JACKSON: No, first, I never attacked the young men. And all of us at that time were inclined to accept the words of the prosecutor. I said for the young woman, if her esteem was so low that she had to strip naked to go to school, we would have sent her to school. That was the condition. I never met her. I never went to Durham. I'm glad those young men have been set free and had the resources, in fact, to gain vindication.

HANNITY: Reverend, she smeared, she lied about, she slandered innocent boys. Their families paid millions in defending them. And still to this day — it took them — a year of their life was taken away from them, and you're going to reward them with a scholarship?

JACKSON: That's not true. No...

HANNITY: Wait a minute. And you don't think — wait a minute.

(CROSSTALK)

HANNITY: And you don't think you owe these boys an apology?

JACKSON: No, you're engaging in very deceptive language. My point is, I'm glad these young men were found to be not guilty and that they were not guilty.

HANNITY: Why reward a liar?

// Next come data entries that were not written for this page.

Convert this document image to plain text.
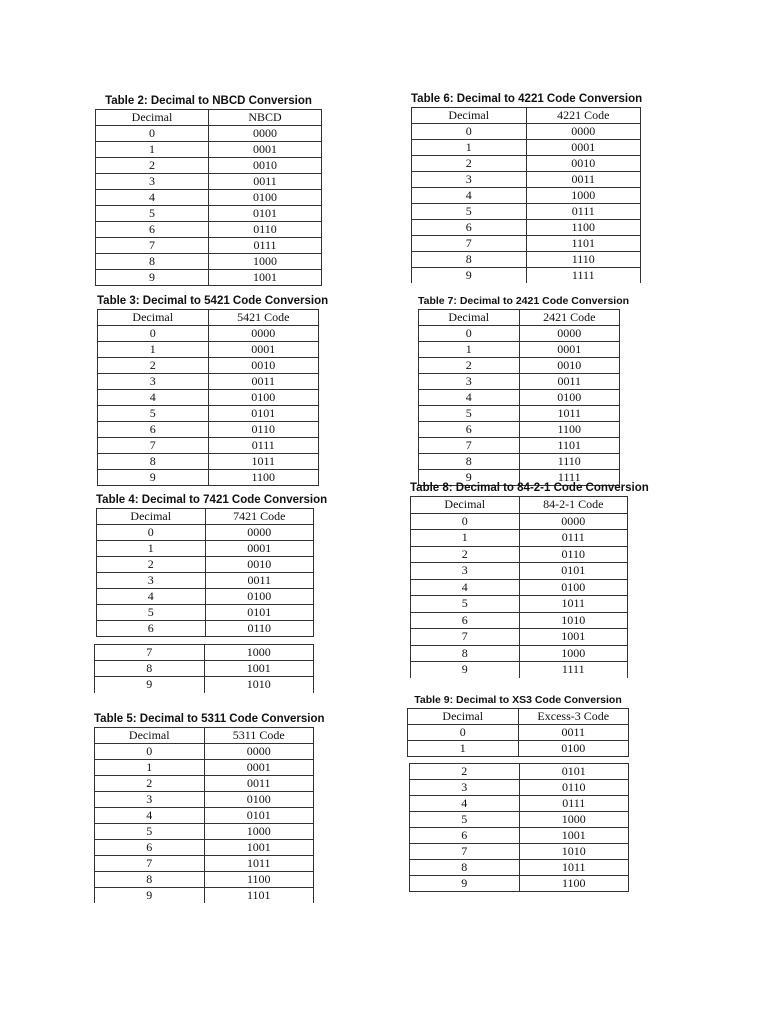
Table 2: Decimal to NBCD Conversion
Decimal	NBCD
0	0000
1	0001
2	0010
3	0011
4	0100
5	0101
6	0110
7	0111
8	1000
9	1001
Table 3: Decimal to 5421 Code Conversion
Decimal	5421 Code
0	0000
1	0001
2	0010
3	0011
4	0100
5	0101
6	0110
7	0111
8	1011
9	1100
Table 4: Decimal to 7421 Code Conversion
Decimal	7421 Code
0	0000
1	0001
2	0010
3	0011
4	0100
5	0101
6	0110
7	1000
8	1001
9	1010
Table 5: Decimal to 5311 Code Conversion
Decimal	5311 Code
0	0000
1	0001
2	0011
3	0100
4	0101
5	1000
6	1001
7	1011
8	1100
9	1101
Table 6: Decimal to 4221 Code Conversion
Decimal	4221 Code
0	0000
1	0001
2	0010
3	0011
4	1000
5	0111
6	1100
7	1101
8	1110
9	1111
Table 7: Decimal to 2421 Code Conversion
Decimal	2421 Code
0	0000
1	0001
2	0010
3	0011
4	0100
5	1011
6	1100
7	1101
8	1110
9	1111
Table 8: Decimal to 84-2-1 Code Conversion
Decimal	84-2-1 Code
0	0000
1	0111
2	0110
3	0101
4	0100
5	1011
6	1010
7	1001
8	1000
9	1111
Table 9: Decimal to XS3 Code Conversion
Decimal	Excess-3 Code
0	0011
1	0100
2	0101
3	0110
4	0111
5	1000
6	1001
7	1010
8	1011
9	1100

Why reward the woman that lied?

JACKSON: The prosecutor was wrong. And I would say, again, that whenever our young people go astray, and have to put their bodies on the line, as she apparently was doing, to prostitute for a living, which she was trying to find her way out.

HANNITY: But, Reverend, isn't it wrong to reward her for something when she slandered and destroyed a year's life of three innocent boys?

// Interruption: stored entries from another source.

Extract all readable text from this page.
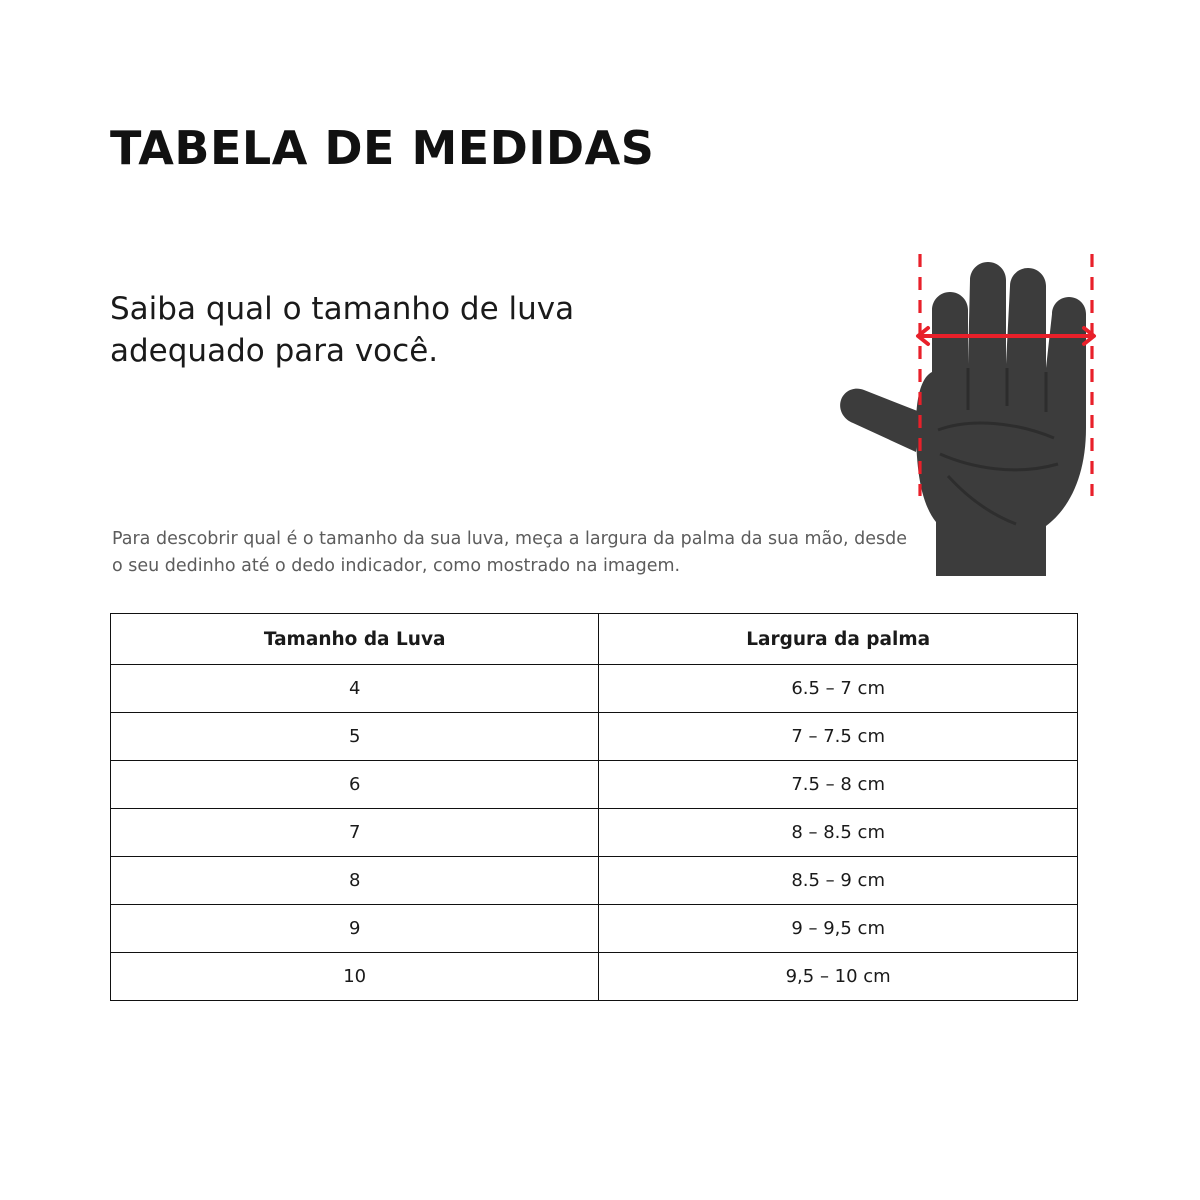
TABELA DE MEDIDAS

Saiba qual o tamanho de luva adequado para você.

Para descobrir qual é o tamanho da sua luva, meça a largura da palma da sua mão, desde o seu dedinho até o dedo indicador, como mostrado na imagem.

Tamanho da Luva	Largura da palma
4	6.5 – 7 cm
5	7 – 7.5 cm
6	7.5 – 8 cm
7	8 – 8.5 cm
8	8.5 – 9 cm
9	9 – 9,5 cm
10	9,5 – 10 cm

JACKSON: Well, there is no reward for her now, nor is there any attempt for her to go to school. So you're raising a kind of mute question here it seems to me.

HANNITY: You don't think you owe those boys an apology?

JACKSON: For what?

HANNITY: For what you said.

JACKSON: I did not attack them.

HANNITY: Well, you said in that last interview that you thought, well, that the evidence seemed that they were guilty. There was no evidence.

JACKSON: No, I said, if these young — if this young woman had to strip to go to school we should, in fact, get her through school without having to strip.

HANNITY: Reverend, we appreciate it.

JACKSON: And the young men — I never attacked them. I'm glad, as one said, they have the resources to get through this, because many young people, like the Jena kids, without resources end up in jail...

HANNITY: We've got to run.

JACKSON: ... and do not have their day in court.

HANNITY: We've got to run. Appreciate your time.